Par exemple, si vous avez moins de 1 000 personnes sur votre liste email, vous risquez de ne même pas faire assez de ventes pour rembourser mes services… Alors qu’avec une audience qualifiée et plus conséquente, on peut envisager de doubler ou tripler votre chiffre d’affaires !

2) Je me familiarise avec votre univers.
Au début de notre collaboration, je vais devoir m’imprégner de votre business, de vos offres, et surtout des problèmes & besoins que vous avez identifiés chez vos clientes.

3) Je fais mes petites recherches.
Pour réellement comprendre qui est votre cliente cible et comment lui parler, je dois aller au-delà de ce que vous savez sur elle… mais aussi de ce qu’elle sait sur elle-même.
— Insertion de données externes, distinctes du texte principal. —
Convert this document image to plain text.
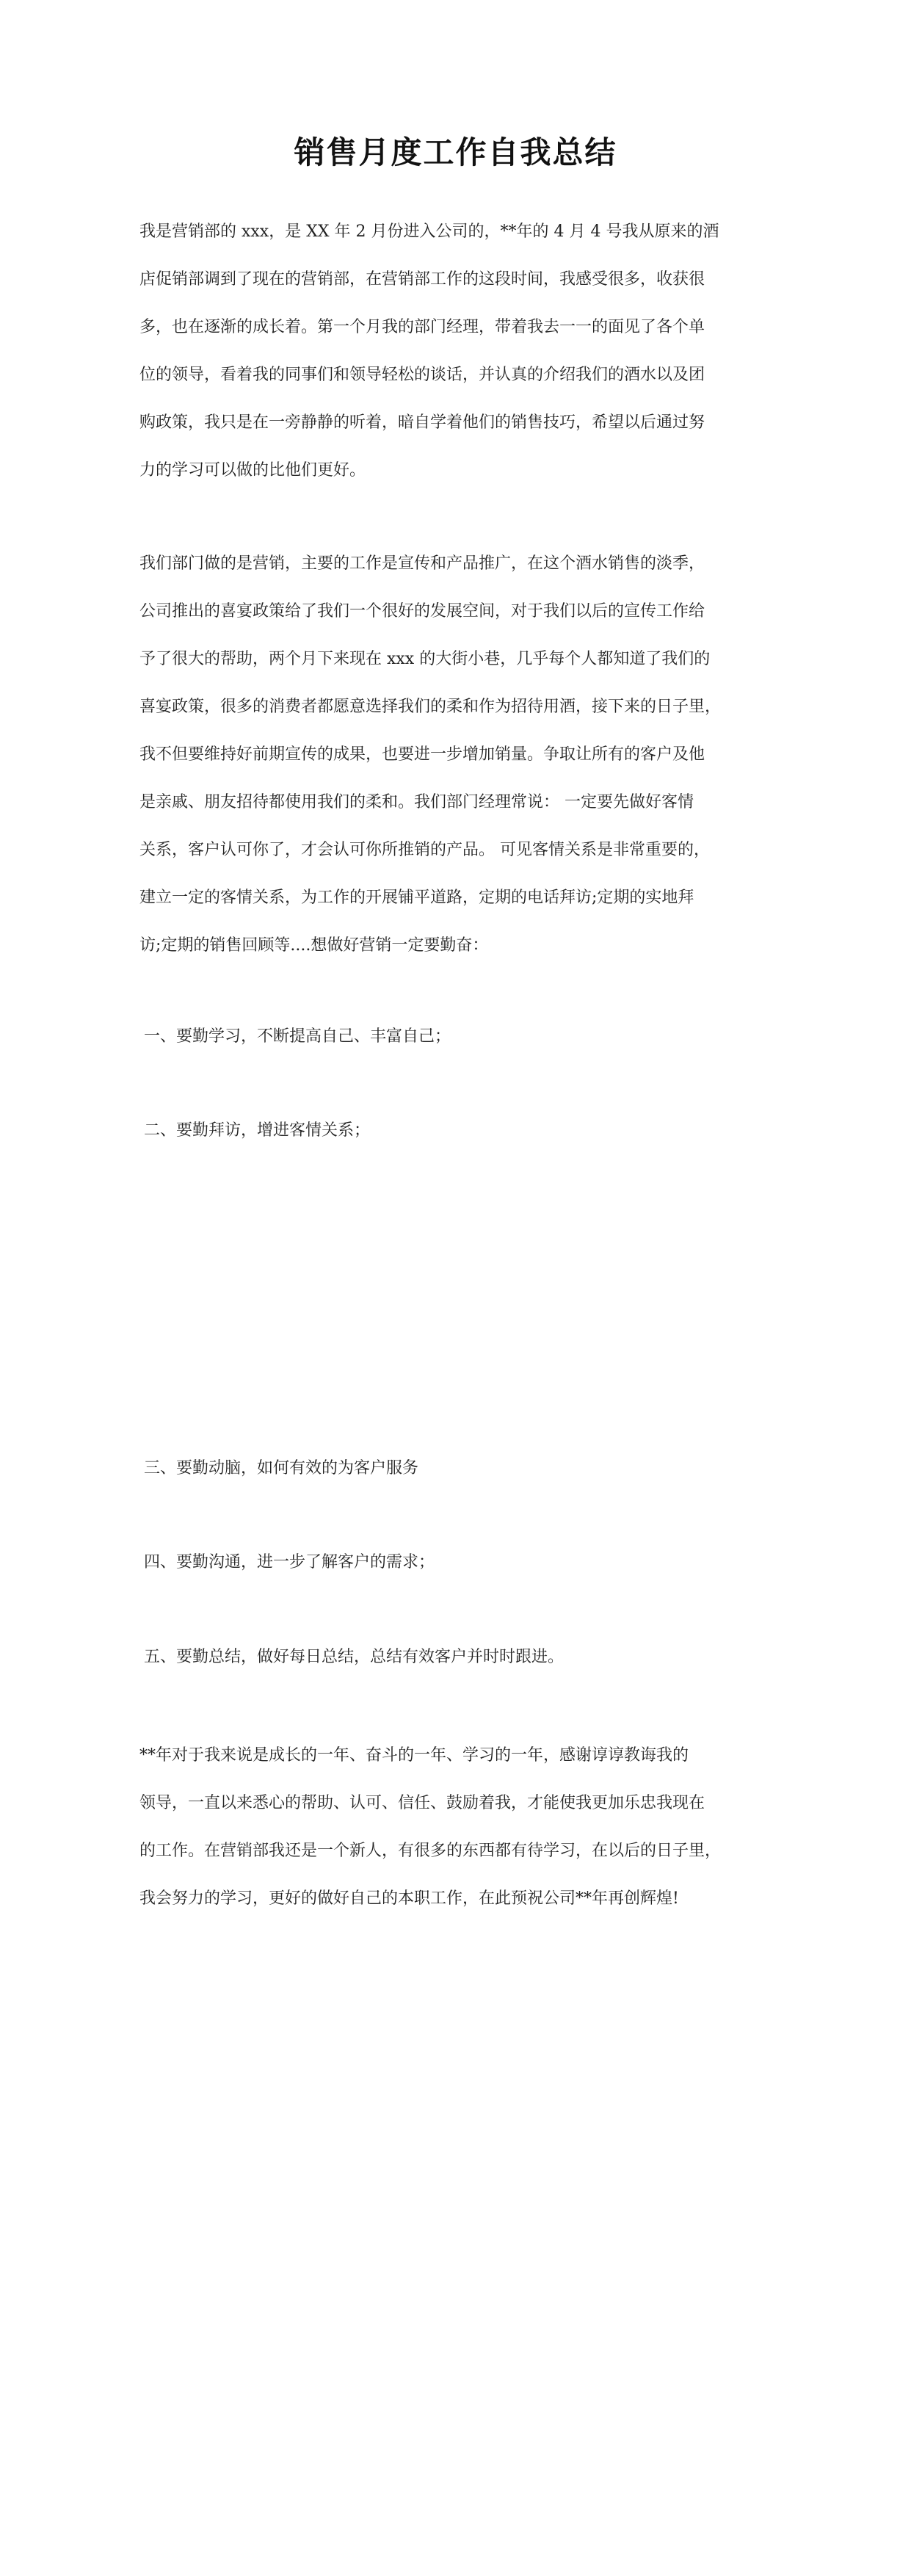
销售月度工作自我总结

我是营销部的 xxx，是 XX 年 2 月份进入公司的，**年的 4 月 4 号我从原来的酒
店促销部调到了现在的营销部，在营销部工作的这段时间，我感受很多，收获很
多，也在逐渐的成长着。第一个月我的部门经理，带着我去一一的面见了各个单
位的领导，看着我的同事们和领导轻松的谈话，并认真的介绍我们的酒水以及团
购政策，我只是在一旁静静的听着，暗自学着他们的销售技巧，希望以后通过努
力的学习可以做的比他们更好。

我们部门做的是营销，主要的工作是宣传和产品推广，在这个酒水销售的淡季，
公司推出的喜宴政策给了我们一个很好的发展空间，对于我们以后的宣传工作给
予了很大的帮助，两个月下来现在 xxx 的大街小巷，几乎每个人都知道了我们的
喜宴政策，很多的消费者都愿意选择我们的柔和作为招待用酒，接下来的日子里，
我不但要维持好前期宣传的成果，也要进一步增加销量。争取让所有的客户及他
是亲戚、朋友招待都使用我们的柔和。我们部门经理常说： 一定要先做好客情
关系，客户认可你了，才会认可你所推销的产品。 可见客情关系是非常重要的，
建立一定的客情关系，为工作的开展铺平道路，定期的电话拜访;定期的实地拜
访;定期的销售回顾等....想做好营销一定要勤奋：

一、要勤学习，不断提高自己、丰富自己；

二、要勤拜访，增进客情关系；

三、要勤动脑，如何有效的为客户服务

四、要勤沟通，进一步了解客户的需求；

五、要勤总结，做好每日总结，总结有效客户并时时跟进。

**年对于我来说是成长的一年、奋斗的一年、学习的一年，感谢谆谆教诲我的
领导，一直以来悉心的帮助、认可、信任、鼓励着我，才能使我更加乐忠我现在
的工作。在营销部我还是一个新人，有很多的东西都有待学习，在以后的日子里，
我会努力的学习，更好的做好自己的本职工作，在此预祝公司**年再创辉煌!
Ça sonne énigmatique et ténébreux, ‘trouvez pas ? C’est justement l’étape la plus importante pour écrire des trucs vraiment pertinents.
D’ailleurs, la plupart de vos concurrents n’iront jamais jusque là : c’est pour ça que le (bon) copywriting est un aussi gros avantage pour mieux vendre !

4) Je vous envoie mon rapport de synthèse.
Il s’agit d’un document où je liste les résultats de mes recherches et les pistes identifiées. Cela inclut :

  • l’avatar client (à quel type de personne s’adresse-t-on ?),
  • la concurrence (que proposent vos concurrents et en quoi vous en démarquez-vous ?),
  • le produit / service (en quoi répondez-vous à un besoin réel, précis et urgent ?),
  • la proposition des arguments (selon les trois points ci-dessus).


 C’est l’occasion de s’appeler pour que vous validiez tout ça. Ainsi, je peux avancer tranquillou… et vous savez exactement ce que je bricole dans mon coin !
 
 5) J’attaque la rédaction de votre « page de vente ».
Késsecé qu’une page de vente ?
Ni plus ni moins qu’une suite d’arguments sur une feuille blanche.
L’objectif ?
Convaincre vos clientes que vous comprenez leur problème et que vous en détenez la solution.
 
Cette étape s’organise ainsi :

  • Je vous propose une structure d’argumentaire.


  • Vous validez (ou on revoit certains points ensemble).


  • Je passe à la rédaction du premier jet. Un roman ne s’écrit pas d’un coup… Une page de vente, c’est pareil ! On commence en posant des mots sur les idées, la relecture se chargera du reste.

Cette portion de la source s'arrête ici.